The flowers out of his hands, Chirag steps forward, his arms lifted slightly, like he wants to hug me. I shake my head, and he drops his arms immediately. He nods, letting me know that he understands.
It was always like that for us. A glance across a party could communicate everything: I’m bored, let’s get out of here. Or: Can you believe that outfit? Or: I know I look like I’m engrossed in this conversation, but really all I can think about is kissing you.
“We should sit down,” I say carefully, stepping toward the couch as Mom disappears through the swinging door that leads to our kitchen.
The living room is airy and bright, sun streaming in through the windows.
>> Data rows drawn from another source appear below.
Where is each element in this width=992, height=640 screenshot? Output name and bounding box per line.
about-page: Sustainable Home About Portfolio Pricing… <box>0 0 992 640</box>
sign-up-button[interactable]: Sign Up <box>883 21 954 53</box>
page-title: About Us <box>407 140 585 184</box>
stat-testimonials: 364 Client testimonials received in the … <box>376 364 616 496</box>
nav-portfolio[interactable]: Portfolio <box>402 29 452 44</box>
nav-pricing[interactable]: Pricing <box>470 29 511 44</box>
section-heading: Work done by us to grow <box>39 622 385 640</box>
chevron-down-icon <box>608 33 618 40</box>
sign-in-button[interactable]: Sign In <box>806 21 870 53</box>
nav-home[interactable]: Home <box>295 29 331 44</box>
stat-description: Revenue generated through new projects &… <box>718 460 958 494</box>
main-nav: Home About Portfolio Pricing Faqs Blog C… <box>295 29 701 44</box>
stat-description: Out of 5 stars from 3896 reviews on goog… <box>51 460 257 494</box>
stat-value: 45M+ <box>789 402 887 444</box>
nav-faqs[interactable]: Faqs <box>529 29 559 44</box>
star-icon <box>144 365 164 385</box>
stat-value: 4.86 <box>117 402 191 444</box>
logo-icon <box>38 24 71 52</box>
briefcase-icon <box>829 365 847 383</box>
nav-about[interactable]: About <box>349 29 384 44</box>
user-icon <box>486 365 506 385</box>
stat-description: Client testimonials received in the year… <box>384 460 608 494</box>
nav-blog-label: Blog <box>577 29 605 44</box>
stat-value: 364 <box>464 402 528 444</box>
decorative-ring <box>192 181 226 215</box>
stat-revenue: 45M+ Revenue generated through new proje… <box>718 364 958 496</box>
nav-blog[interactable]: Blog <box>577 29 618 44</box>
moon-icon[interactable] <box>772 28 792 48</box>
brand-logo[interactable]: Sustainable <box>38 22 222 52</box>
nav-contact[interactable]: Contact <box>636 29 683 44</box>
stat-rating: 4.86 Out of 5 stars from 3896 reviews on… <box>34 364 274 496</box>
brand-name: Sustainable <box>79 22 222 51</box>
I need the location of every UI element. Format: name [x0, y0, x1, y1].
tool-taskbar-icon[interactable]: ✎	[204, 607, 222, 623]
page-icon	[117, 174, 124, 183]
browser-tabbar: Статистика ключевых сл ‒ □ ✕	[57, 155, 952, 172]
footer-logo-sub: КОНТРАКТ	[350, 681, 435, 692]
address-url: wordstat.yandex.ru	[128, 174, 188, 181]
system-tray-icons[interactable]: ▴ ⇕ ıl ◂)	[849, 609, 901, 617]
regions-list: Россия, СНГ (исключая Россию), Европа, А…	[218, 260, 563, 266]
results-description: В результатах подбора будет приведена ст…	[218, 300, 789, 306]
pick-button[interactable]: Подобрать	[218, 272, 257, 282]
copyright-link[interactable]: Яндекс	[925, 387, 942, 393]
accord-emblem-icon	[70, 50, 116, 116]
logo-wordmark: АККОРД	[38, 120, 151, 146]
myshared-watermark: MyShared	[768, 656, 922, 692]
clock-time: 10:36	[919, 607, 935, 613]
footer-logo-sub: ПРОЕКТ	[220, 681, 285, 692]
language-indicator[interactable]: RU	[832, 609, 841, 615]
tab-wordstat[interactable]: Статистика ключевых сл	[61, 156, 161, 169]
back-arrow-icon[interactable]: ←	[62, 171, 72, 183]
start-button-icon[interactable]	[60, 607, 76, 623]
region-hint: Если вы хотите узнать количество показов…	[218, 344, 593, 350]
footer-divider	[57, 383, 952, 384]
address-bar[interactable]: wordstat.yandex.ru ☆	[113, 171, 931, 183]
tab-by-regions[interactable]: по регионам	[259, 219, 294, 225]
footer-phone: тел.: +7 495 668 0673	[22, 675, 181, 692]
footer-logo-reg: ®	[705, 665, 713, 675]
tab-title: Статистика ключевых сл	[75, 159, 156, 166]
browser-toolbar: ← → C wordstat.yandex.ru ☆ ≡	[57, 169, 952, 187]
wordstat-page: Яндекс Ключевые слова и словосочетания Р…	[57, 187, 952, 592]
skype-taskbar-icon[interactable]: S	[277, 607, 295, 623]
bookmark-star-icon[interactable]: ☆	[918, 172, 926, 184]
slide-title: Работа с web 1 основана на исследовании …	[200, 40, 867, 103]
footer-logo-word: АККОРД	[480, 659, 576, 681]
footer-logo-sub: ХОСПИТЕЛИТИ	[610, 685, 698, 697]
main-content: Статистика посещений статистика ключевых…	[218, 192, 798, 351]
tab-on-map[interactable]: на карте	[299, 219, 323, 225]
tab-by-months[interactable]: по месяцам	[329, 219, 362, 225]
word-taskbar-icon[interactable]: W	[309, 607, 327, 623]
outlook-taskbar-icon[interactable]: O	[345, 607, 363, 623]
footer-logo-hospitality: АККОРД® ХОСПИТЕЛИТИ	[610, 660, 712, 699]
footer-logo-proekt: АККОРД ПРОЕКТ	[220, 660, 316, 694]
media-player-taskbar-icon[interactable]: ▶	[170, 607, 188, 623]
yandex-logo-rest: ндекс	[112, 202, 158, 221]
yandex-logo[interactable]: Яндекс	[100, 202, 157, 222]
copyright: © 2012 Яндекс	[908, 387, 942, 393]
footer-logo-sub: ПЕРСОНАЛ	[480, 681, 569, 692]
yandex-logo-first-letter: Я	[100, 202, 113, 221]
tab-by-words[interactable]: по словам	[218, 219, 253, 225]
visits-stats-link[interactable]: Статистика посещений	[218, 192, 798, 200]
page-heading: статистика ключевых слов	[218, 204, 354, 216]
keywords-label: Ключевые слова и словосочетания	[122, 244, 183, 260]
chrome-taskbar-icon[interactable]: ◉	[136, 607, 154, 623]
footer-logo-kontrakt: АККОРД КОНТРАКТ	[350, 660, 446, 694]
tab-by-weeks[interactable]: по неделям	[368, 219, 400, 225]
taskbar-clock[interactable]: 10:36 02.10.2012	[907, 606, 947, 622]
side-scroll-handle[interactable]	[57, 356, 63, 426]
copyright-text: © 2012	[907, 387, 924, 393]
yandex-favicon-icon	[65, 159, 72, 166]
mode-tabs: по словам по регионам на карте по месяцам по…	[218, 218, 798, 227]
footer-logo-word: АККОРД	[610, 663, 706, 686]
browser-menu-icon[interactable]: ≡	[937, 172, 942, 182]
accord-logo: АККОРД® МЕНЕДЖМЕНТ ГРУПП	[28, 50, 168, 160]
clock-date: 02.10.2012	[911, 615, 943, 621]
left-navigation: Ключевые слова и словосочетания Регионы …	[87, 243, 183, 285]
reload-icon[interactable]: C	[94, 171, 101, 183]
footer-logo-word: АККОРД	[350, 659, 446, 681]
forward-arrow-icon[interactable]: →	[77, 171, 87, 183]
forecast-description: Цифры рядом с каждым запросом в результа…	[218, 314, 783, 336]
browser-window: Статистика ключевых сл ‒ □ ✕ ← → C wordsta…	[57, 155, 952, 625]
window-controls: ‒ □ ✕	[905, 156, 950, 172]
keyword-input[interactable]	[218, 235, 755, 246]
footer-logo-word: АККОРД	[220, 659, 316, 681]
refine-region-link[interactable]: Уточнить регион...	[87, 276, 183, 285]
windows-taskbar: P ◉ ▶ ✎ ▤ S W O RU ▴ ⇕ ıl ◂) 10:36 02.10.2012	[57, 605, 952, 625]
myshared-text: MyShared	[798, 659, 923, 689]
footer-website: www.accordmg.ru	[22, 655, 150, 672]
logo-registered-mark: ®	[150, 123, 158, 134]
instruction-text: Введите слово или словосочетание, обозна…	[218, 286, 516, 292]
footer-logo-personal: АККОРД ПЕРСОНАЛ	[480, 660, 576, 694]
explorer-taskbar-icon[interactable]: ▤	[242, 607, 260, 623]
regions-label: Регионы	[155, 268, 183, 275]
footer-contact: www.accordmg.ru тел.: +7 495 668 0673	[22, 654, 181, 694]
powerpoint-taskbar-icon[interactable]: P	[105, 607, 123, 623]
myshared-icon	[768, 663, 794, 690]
I wait for Chirag to sit first, then I sit all the way across the couch, pulling my legs up in front of my chest and wrapping my arms around them. I used to sit right next to him. Maybe it would feel amazing to slide across the couch and rest my head on his chest and let his arms wrap around me. Maybe I would even cry and tell him how awful it’s been, how much I’ve missed him, how scared I am, listen to the steady sound of his heartbeat against my cheek.
Instead, from my side of the couch, I stare at the features I know so well: his long arms and wide chest; his slim waist. I’ve always loved the way he looks. It’d be a lie to pretend that my feelings for him don’t have something to do with how he looks. So how can I expect him to still love me when I looks so different? Sometimes I wonder if even my parents can love me the same.
“Serena should be here any minute,” I offer. Serena can talk her way through the most awkward of situations.